When Pääkkönen was eleven years old, he developed an interest in fly fishing. But his parents balked at the idea of outfitting him with expensive fly gear if it was something he was just going to lose interest in.

“My birthday is in the summer and they got me a fly tying kit,” he says. “My parents said, ‘If you’re still interested when Christmastime comes, we’ll get you a rod and reel as a Christmas present.’ So, I tied flies for months, and I was still interested. I got my first fly rod that Christmas. And I had a good set of flies to get started with.”

A quarter-century later, Pääkkönen is swinging and stripping all over the world. He takes regular fishing trips to the Russian tundra, where he and his fishing comrades are dropped by helicopter.


They chase Atlantic salmon — one of Pääkkönen’s favorite target species — for days, camping and fishing under 24 hour sunlight. Then, they’re picked up and flown back to civilization.
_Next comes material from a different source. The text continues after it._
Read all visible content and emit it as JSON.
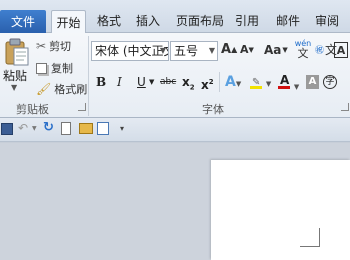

Pääkkönen also has a penchant for flats fishing on the fly. Cuba, where he targets tarpon, is one of his favorite destinations. But he’s concerned about how the burgeoning hunger for tourist dollars may affect the fishery.

“It’s a matter of educating and striking a balance,” he says. “Places with these pristine fisheries need to understand that keeping them pristine is what’s going to bring in the tourism and recreation income. Sustainability and tourism go hand-in-hand.”

With Pääkkönen’s ambassadorship, more folks will certainly get the message.